You get back a fixed-length hexadecimal digest. This is your verification hash. In a real auth system, the server would compute the same hash on its side using the stored password and received TOTP — if the hashes match, authentication succeeds.
By generating the hash yourself, you can confirm the logic works as expected before integrating with any backend.
What This Actually Tests
This chain validates three things:
TOTP generation is deterministic. Given the same secret and timestamp, the TOTP Generator produces the same code. If you refresh and the code changes, that is the time window rotating — not a bug in the tool.
HMAC-SHA1 is applied correctly. TOTP relies on HMAC-SHA1 under the hood. The Hash Generator confirms the underlying primitive is working as expected when you trace through the math manually.
Your auth flow logic is sound. By producing input, running it through the chain, and computing a final hash, you have a concrete expected output you can check your implementation against.
Common Failure Points in Real 2FA Systems
After running this chain, you will be better equipped to diagnose real-world 2FA failures:
Time drift is the most common. If the server clock and the client clock are more than 30 seconds apart, TOTP windows misalign and codes appear invalid. Most production systems allow a ±1 window tolerance, but beyond that you get auth failures with no clear error message.
Base32 encoding errors trip up a lot of implementations. Spaces, case sensitivity, and padding all matter. A trailing = padding character that gets stripped will produce completely wrong TOTP values.
HMAC key handling is where most custom implementations break. The secret must be passed as raw binary bytes to the HMAC function, not as a string. Converting the secret to a string before hashing is the single most frequent mistake in hand-rolled TOTP code.
FAQ
Can the TOTP Generator work without an internet connection?
Yes. The tool runs entirely in your browser using JavaScript's Web Crypto API. No network requests are made and no data is transmitted anywhere. You can air-gap the entire workflow.
Is the HMAC-SHA1 output from the TOTP Generator cryptographically secure?

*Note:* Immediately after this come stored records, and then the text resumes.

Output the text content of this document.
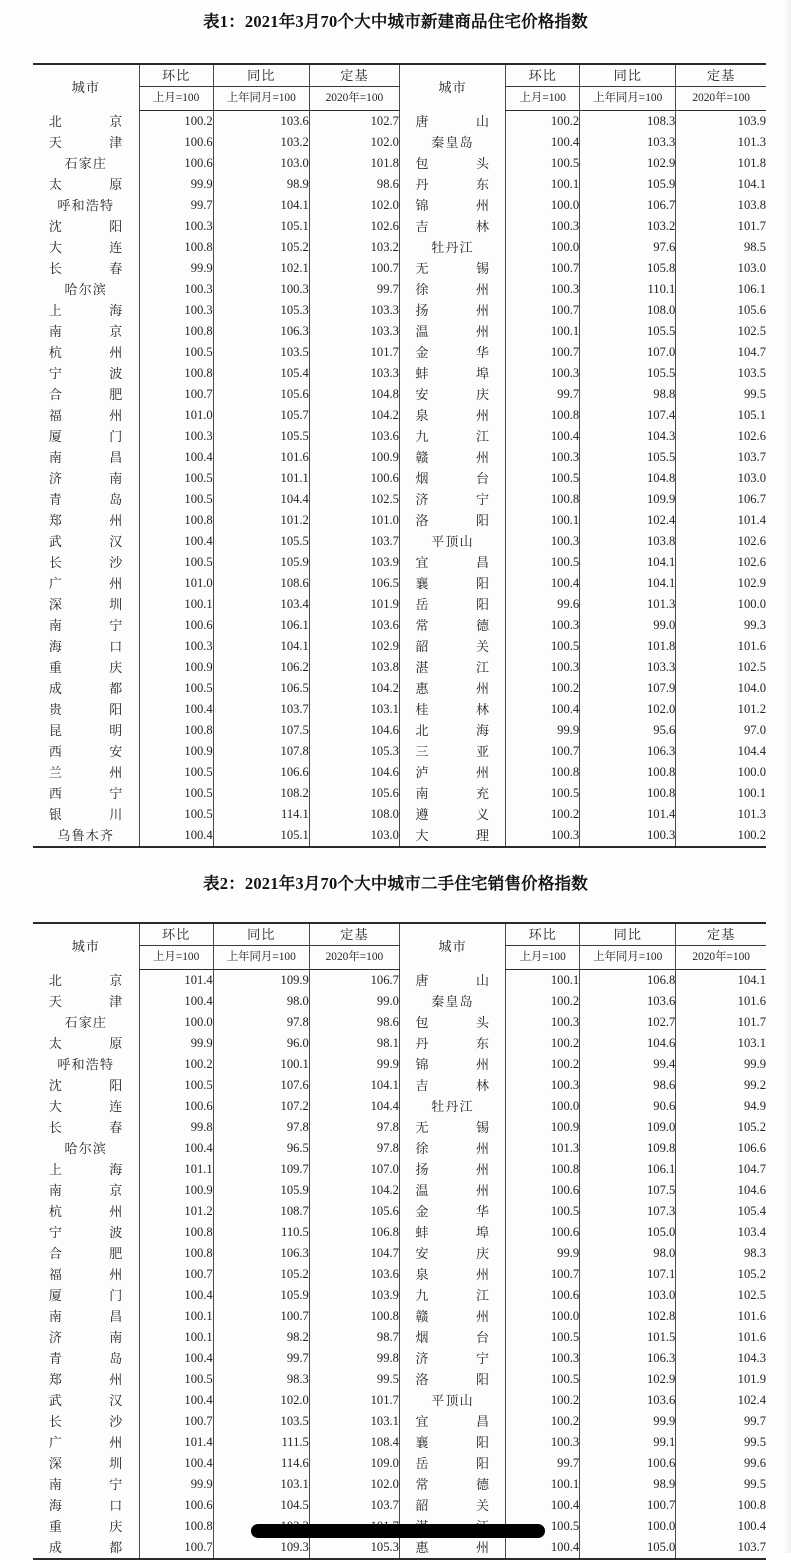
表1：2021年3月70个大中城市新建商品住宅价格指数
城市	环比	同比	定基	城市	环比	同比	定基
	上月=100	上年同月=100	2020年=100		上月=100	上年同月=100	2020年=100

北 京	100.2	103.6	102.7	唐 山	100.2	108.3	103.9

天 津	100.6	103.2	102.0	秦皇岛	100.4	103.3	101.3

石家庄	100.6	103.0	101.8	包 头	100.5	102.9	101.8

太 原	99.9	98.9	98.6	丹 东	100.1	105.9	104.1

呼和浩特	99.7	104.1	102.0	锦 州	100.0	106.7	103.8

沈 阳	100.3	105.1	102.6	吉 林	100.3	103.2	101.7

大 连	100.8	105.2	103.2	牡丹江	100.0	97.6	98.5

长 春	99.9	102.1	100.7	无 锡	100.7	105.8	103.0

哈尔滨	100.3	100.3	99.7	徐 州	100.3	110.1	106.1

上 海	100.3	105.3	103.3	扬 州	100.7	108.0	105.6

南 京	100.8	106.3	103.3	温 州	100.1	105.5	102.5

杭 州	100.5	103.5	101.7	金 华	100.7	107.0	104.7

宁 波	100.8	105.4	103.3	蚌 埠	100.3	105.5	103.5

合 肥	100.7	105.6	104.8	安 庆	99.7	98.8	99.5

福 州	101.0	105.7	104.2	泉 州	100.8	107.4	105.1

厦 门	100.3	105.5	103.6	九 江	100.4	104.3	102.6

南 昌	100.4	101.6	100.9	赣 州	100.3	105.5	103.7

济 南	100.5	101.1	100.6	烟 台	100.5	104.8	103.0

青 岛	100.5	104.4	102.5	济 宁	100.8	109.9	106.7

郑 州	100.8	101.2	101.0	洛 阳	100.1	102.4	101.4

武 汉	100.4	105.5	103.7	平顶山	100.3	103.8	102.6

长 沙	100.5	105.9	103.9	宜 昌	100.5	104.1	102.6

广 州	101.0	108.6	106.5	襄 阳	100.4	104.1	102.9

深 圳	100.1	103.4	101.9	岳 阳	99.6	101.3	100.0

南 宁	100.6	106.1	103.6	常 德	100.3	99.0	99.3

海 口	100.3	104.1	102.9	韶 关	100.5	101.8	101.6

重 庆	100.9	106.2	103.8	湛 江	100.3	103.3	102.5

成 都	100.5	106.5	104.2	惠 州	100.2	107.9	104.0

贵 阳	100.4	103.7	103.1	桂 林	100.4	102.0	101.2

昆 明	100.8	107.5	104.6	北 海	99.9	95.6	97.0

西 安	100.9	107.8	105.3	三 亚	100.7	106.3	104.4

兰 州	100.5	106.6	104.6	泸 州	100.8	100.8	100.0

西 宁	100.5	108.2	105.6	南 充	100.5	100.8	100.1

银 川	100.5	114.1	108.0	遵 义	100.2	101.4	101.3

乌鲁木齐	100.4	105.1	103.0	大 理	100.3	100.3	100.2
表2：2021年3月70个大中城市二手住宅销售价格指数
城市	环比	同比	定基	城市	环比	同比	定基
	上月=100	上年同月=100	2020年=100		上月=100	上年同月=100	2020年=100

北 京	101.4	109.9	106.7	唐 山	100.1	106.8	104.1

天 津	100.4	98.0	99.0	秦皇岛	100.2	103.6	101.6

石家庄	100.0	97.8	98.6	包 头	100.3	102.7	101.7

太 原	99.9	96.0	98.1	丹 东	100.2	104.6	103.1

呼和浩特	100.2	100.1	99.9	锦 州	100.2	99.4	99.9

沈 阳	100.5	107.6	104.1	吉 林	100.3	98.6	99.2

大 连	100.6	107.2	104.4	牡丹江	100.0	90.6	94.9

长 春	99.8	97.8	97.8	无 锡	100.9	109.0	105.2

哈尔滨	100.4	96.5	97.8	徐 州	101.3	109.8	106.6

上 海	101.1	109.7	107.0	扬 州	100.8	106.1	104.7

南 京	100.9	105.9	104.2	温 州	100.6	107.5	104.6

杭 州	101.2	108.7	105.6	金 华	100.5	107.3	105.4

宁 波	100.8	110.5	106.8	蚌 埠	100.6	105.0	103.4

合 肥	100.8	106.3	104.7	安 庆	99.9	98.0	98.3

福 州	100.7	105.2	103.6	泉 州	100.7	107.1	105.2

厦 门	100.4	105.9	103.9	九 江	100.6	103.0	102.5

南 昌	100.1	100.7	100.8	赣 州	100.0	102.8	101.6

济 南	100.1	98.2	98.7	烟 台	100.5	101.5	101.6

青 岛	100.4	99.7	99.8	济 宁	100.3	106.3	104.3

郑 州	100.5	98.3	99.5	洛 阳	100.5	102.9	101.9

武 汉	100.4	102.0	101.7	平顶山	100.2	103.6	102.4

长 沙	100.7	103.5	103.1	宜 昌	100.2	99.9	99.7

广 州	101.4	111.5	108.4	襄 阳	100.3	99.1	99.5

深 圳	100.4	114.6	109.0	岳 阳	99.7	100.6	99.6

南 宁	99.9	103.1	102.0	常 德	100.1	98.9	99.5

海 口	100.6	104.5	103.7	韶 关	100.4	100.7	100.8

重 庆	100.8				100.5	100.0	100.4

成 都	100.7	109.3	105.3	惠 州	100.4	105.0	103.7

The implementation follows RFC 6238, which is the same standard used by Google Authenticator, Authy, and most hardware tokens. For testing and validating your own auth flows, it provides sufficient precision. It is not intended as a replacement for a hardware security key in production.
Why does the Hash Generator step matter if TOTP already works?
In a real authentication system, the server never stores the TOTP code itself — it stores the original secret and computes the expected hash on receipt of the code. By running the Hash Generator step yourself, you verify that the server-side computation matches the client-side output, which is how you catch implementation bugs before they reach production.
Wrap-Up
Testing 2FA does not require a cloud service, a third-party authenticator app, or any network connectivity. With a strong password, a TOTP code, and a verification hash, you can validate the full authentication chain in under a minute.
This workflow is especially useful during development and QA when you need reproducible, inspectable auth output. Keep it bookmarked — you will use it more than you expect.